Cream together sugars and butter. Add peanut butter, milk, and vanilla. Beat eggs, then add to mixture. Mix in flour, baking soda, and salt. Roll into 1-inch balls. Roll cookies in sugar, if desired, then bake at 350ยบ for 10 – 12 minutes. As soon as they come out of oven, push an unwrapped Kiss into the center of the cookie.
Approx. 9 dozen

Tuesday, November 26, 2013

Lion House Pecan Pie

I think the theme you have up there is darn cute...after all, the blog IS about food.

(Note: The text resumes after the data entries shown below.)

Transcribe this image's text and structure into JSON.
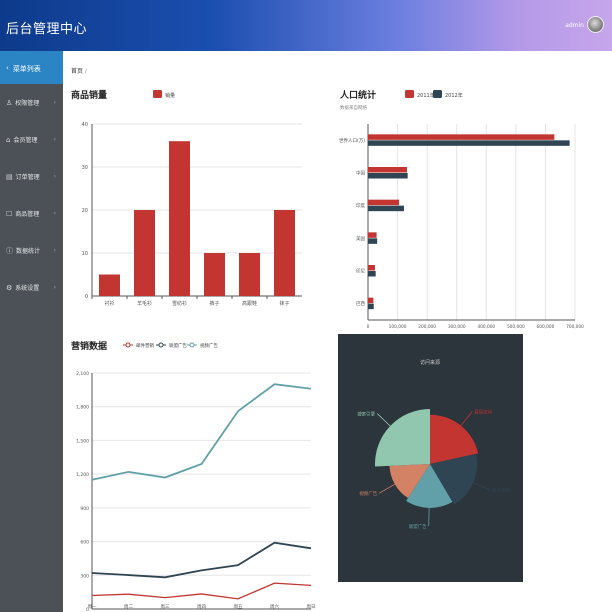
{
  "header": {
    "title": "后台管理中心",
    "user": "admin"
  },
  "sidebar": {
    "menu_title": "菜单列表",
    "items": [
      {
        "label": "权限管理",
        "icon": "user-icon"
      },
      {
        "label": "会员管理",
        "icon": "home-icon"
      },
      {
        "label": "订单管理",
        "icon": "list-icon"
      },
      {
        "label": "商品管理",
        "icon": "package-icon"
      },
      {
        "label": "数据统计",
        "icon": "info-icon"
      },
      {
        "label": "系统设置",
        "icon": "gear-icon"
      }
    ]
  },
  "breadcrumb": "首页",
  "colors": {
    "red": "#c23531",
    "navy": "#2f4554",
    "teal": "#61a0a8",
    "orange": "#d48265",
    "mint": "#91c7ae",
    "darkbg": "#2c343c"
  },
  "chart_data": [
    {
      "type": "bar",
      "title": "商品销量",
      "legend": [
        "销量"
      ],
      "categories": [
        "衬衫",
        "羊毛衫",
        "雪纺衫",
        "裤子",
        "高跟鞋",
        "袜子"
      ],
      "series": [
        {
          "name": "销量",
          "values": [
            5,
            20,
            36,
            10,
            10,
            20
          ]
        }
      ],
      "ylim": [
        0,
        40
      ],
      "yticks": [
        "0",
        "10",
        "20",
        "30",
        "40"
      ]
    },
    {
      "type": "bar",
      "orientation": "horizontal",
      "title": "人口统计",
      "subtitle": "数据来自网络",
      "legend": [
        "2011年",
        "2012年"
      ],
      "categories": [
        "世界人口(万)",
        "中国",
        "印度",
        "美国",
        "印尼",
        "巴西"
      ],
      "series": [
        {
          "name": "2011年",
          "values": [
            630230,
            131744,
            104970,
            29034,
            23489,
            18203
          ]
        },
        {
          "name": "2012年",
          "values": [
            681807,
            134141,
            121594,
            31000,
            26000,
            19325
          ]
        }
      ],
      "xlim": [
        0,
        700000
      ],
      "xticks": [
        "0",
        "100,000",
        "200,000",
        "300,000",
        "400,000",
        "500,000",
        "600,000",
        "700,000"
      ]
    },
    {
      "type": "line",
      "title": "营销数据",
      "legend": [
        "邮件营销",
        "联盟广告",
        "视频广告"
      ],
      "categories": [
        "周一",
        "周二",
        "周三",
        "周四",
        "周五",
        "周六",
        "周日"
      ],
      "series": [
        {
          "name": "邮件营销",
          "values": [
            120,
            132,
            101,
            134,
            90,
            230,
            210
          ]
        },
        {
          "name": "联盟广告",
          "values": [
            320,
            302,
            282,
            344,
            390,
            590,
            540
          ]
        },
        {
          "name": "视频广告",
          "values": [
            1150,
            1220,
            1170,
            1290,
            1760,
            2000,
            1960
          ]
        }
      ],
      "ylim": [
        0,
        2100
      ],
      "yticks": [
        "0",
        "300",
        "600",
        "900",
        "1,200",
        "1,500",
        "1,800",
        "2,100"
      ]
    },
    {
      "type": "pie",
      "title": "访问来源",
      "slices": [
        {
          "name": "直接访问",
          "value": 335
        },
        {
          "name": "邮件营销",
          "value": 310
        },
        {
          "name": "联盟广告",
          "value": 274
        },
        {
          "name": "视频广告",
          "value": 235
        },
        {
          "name": "搜索引擎",
          "value": 400
        }
      ]
    }
  ]
}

Here's my first contribution just in time for Thanksgiving:

  Lion House Pecan Pie

Pastry for 1- crust pie   (be sure to bake in  9 inch shell - an 8 inch shell will overflow)
3 eggs - slightly beaten
2 cups plus 3 tablespoons sugar
1/2 tsp salt
1/2 cup plus 1 1/2 tablespoons dark corn syrup
1/2 tsp vanilla
1 1/2 tablespoon butter - melted
1 1/2 cups pecans

In a large bowl, slightly beat the eggs, then add sugar and whisk together with a wire whisk.  Add salt, corn syrup, vanilla and butter. Mix well.
 Place pecans in bottom of an unbaked 9-inich pie shell arranging them however you like.. Pour filling evenly on top of pecans and bake at 350 degrees for 50 - 60  minutes or until filling is set.  Allow to cool completely before cutting

Gramma Suey note:  this is the pie I'm making this year - I've always used the Karo syrup recipe in the past.  We prefer a recipe with dark Karo rather then white Karo because the dark syrup has more flavor.

Friday, November 22, 2013

Okay, this is a start. I'd love some ideas for a title and theme. I just pulled a couple of things out of my hat to get us going.